Arbuckle Mountain Fried Pies Davis, OK

If you are traveling I35 and pass by Davis, OK (exit 51), you have got to stop and get yourself an Arbuckle Mountain Fried Pie.  Located right by the exit (look for the dinosaur on the roof), fried pies are a tradition in this area of Oklahoma. Each pie is made to order with from scratch crust and fillings fried to a golden brown in peanut oil. I suggest going when you are nice and hungry because these delicious pies will fill you up and leave you bursting at the seams.
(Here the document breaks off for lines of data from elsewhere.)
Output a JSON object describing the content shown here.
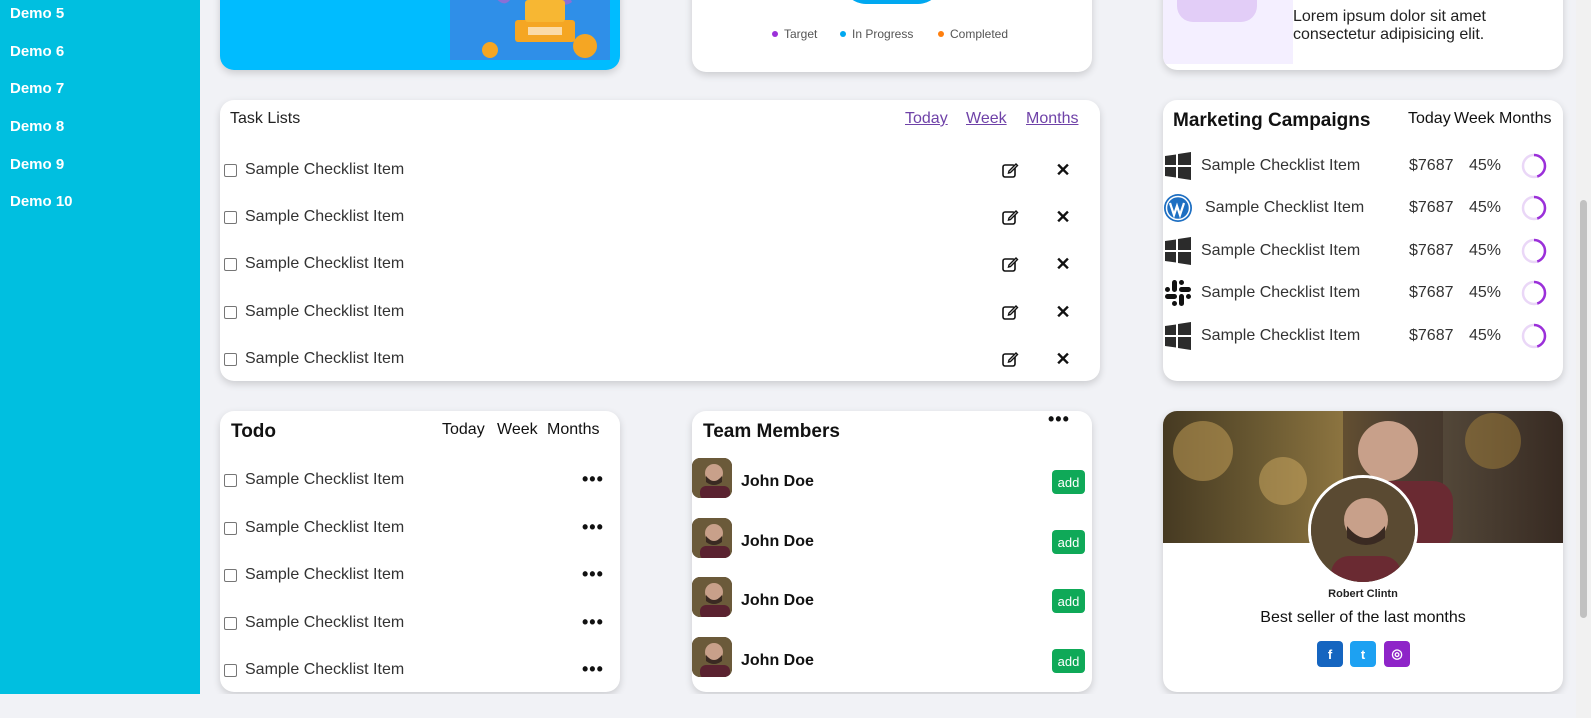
{
  "sidebar": {
    "items": [
      {
        "label": "Demo 5"
      },
      {
        "label": "Demo 6"
      },
      {
        "label": "Demo 7"
      },
      {
        "label": "Demo 8"
      },
      {
        "label": "Demo 9"
      },
      {
        "label": "Demo 10"
      }
    ]
  },
  "status_chart": {
    "legend": [
      "Target",
      "In Progress",
      "Completed"
    ],
    "colors": [
      "#9b30d9",
      "#00a8f0",
      "#ff7f0e"
    ]
  },
  "info_card": {
    "text": "Lorem ipsum dolor sit amet consectetur adipisicing elit."
  },
  "task_lists": {
    "title": "Task Lists",
    "tabs": [
      "Today",
      "Week",
      "Months"
    ],
    "items": [
      {
        "label": "Sample Checklist Item"
      },
      {
        "label": "Sample Checklist Item"
      },
      {
        "label": "Sample Checklist Item"
      },
      {
        "label": "Sample Checklist Item"
      },
      {
        "label": "Sample Checklist Item"
      }
    ],
    "close_glyph": "✕"
  },
  "marketing": {
    "title": "Marketing Campaigns",
    "tabs": [
      "Today",
      "Week",
      "Months"
    ],
    "rows": [
      {
        "logo": "windows-icon",
        "label": "Sample Checklist Item",
        "price": "$7687",
        "percent": "45%",
        "progress": 0.45
      },
      {
        "logo": "wordpress-icon",
        "label": "Sample Checklist Item",
        "price": "$7687",
        "percent": "45%",
        "progress": 0.45
      },
      {
        "logo": "windows-icon",
        "label": "Sample Checklist Item",
        "price": "$7687",
        "percent": "45%",
        "progress": 0.45
      },
      {
        "logo": "slack-icon",
        "label": "Sample Checklist Item",
        "price": "$7687",
        "percent": "45%",
        "progress": 0.45
      },
      {
        "logo": "windows-icon",
        "label": "Sample Checklist Item",
        "price": "$7687",
        "percent": "45%",
        "progress": 0.45
      }
    ],
    "ring_color": "#9b30d9"
  },
  "todo": {
    "title": "Todo",
    "tabs": [
      "Today",
      "Week",
      "Months"
    ],
    "items": [
      {
        "label": "Sample Checklist Item"
      },
      {
        "label": "Sample Checklist Item"
      },
      {
        "label": "Sample Checklist Item"
      },
      {
        "label": "Sample Checklist Item"
      },
      {
        "label": "Sample Checklist Item"
      }
    ],
    "more_glyph": "•••"
  },
  "team": {
    "title": "Team Members",
    "more_glyph": "•••",
    "members": [
      {
        "name": "John Doe",
        "action": "add"
      },
      {
        "name": "John Doe",
        "action": "add"
      },
      {
        "name": "John Doe",
        "action": "add"
      },
      {
        "name": "John Doe",
        "action": "add"
      }
    ],
    "add_color": "#0fa958"
  },
  "profile": {
    "name": "Robert Clintn",
    "bio": "Best seller of the last months",
    "social": [
      {
        "icon": "facebook-icon",
        "glyph": "f",
        "color": "#1565c0"
      },
      {
        "icon": "twitter-icon",
        "glyph": "t",
        "color": "#1da1f2"
      },
      {
        "icon": "dribbble-icon",
        "glyph": "◎",
        "color": "#8e24c8"
      }
    ]
  },
  "colors": {
    "sidebar": "#00bfe0",
    "hero": "#00bcff",
    "link": "#6f42a8"
  }
}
The history of the Arbuckle Mountain Fried Pies started back in 1893 when Nancy Fulton's grandmother fried pies as a way to supplement the diet of ranch hands during a particularly harsh winter. Nancy now owns the Arbuckle Mountain Fried Pie Company and maintains the homemade quality of her grandmother's pies. The traditional dough and fillings are still made from scratch on site. Standing in line you can watch as balls of freshly made dough are run through a machine to roll them out to just the right thickness. Then each circle of dough is slathered or filled with your choice of goodies. Pinched closed and fried in hot peanut oil for 4 minutes. Each pie is a delicious taste of Oklahoma history.

Don't be surprised to find a nice long line when you get there. They really keep the line moving, so the wait was not too bad. While standing on line you can choose what you want in your pie. You can have a breakfast pie filled with sausage, cheese, and egg or a portable pot pie style pie of chicken and vegetables. There are many more options to choose from.

I chose to have blackberry and cherry filling and I was not let down. The pie crust was delicious and the filling was piping hot. My friends chose to have a mini pizza style pie with pepperoni with cheese followed with their sweet treat of a peach filled pie. We were busting at the seams when we were finished.

The Arbuckle Moutain Fried Pie location in Davis offers gasoline, ice, soda, and ice cream too. The restrooms were also most welcome for our group since we had been on the road for a couple of hours by that point.  If you are in a hurry or really hungry you can even call ahead to 580-369-7830 and order your pie so it will be ready when they get there.

So remember, if you are close to Davis, Oklahoma, you are close enough to enjoy an Arbuckle Mountain Fried Pie treat!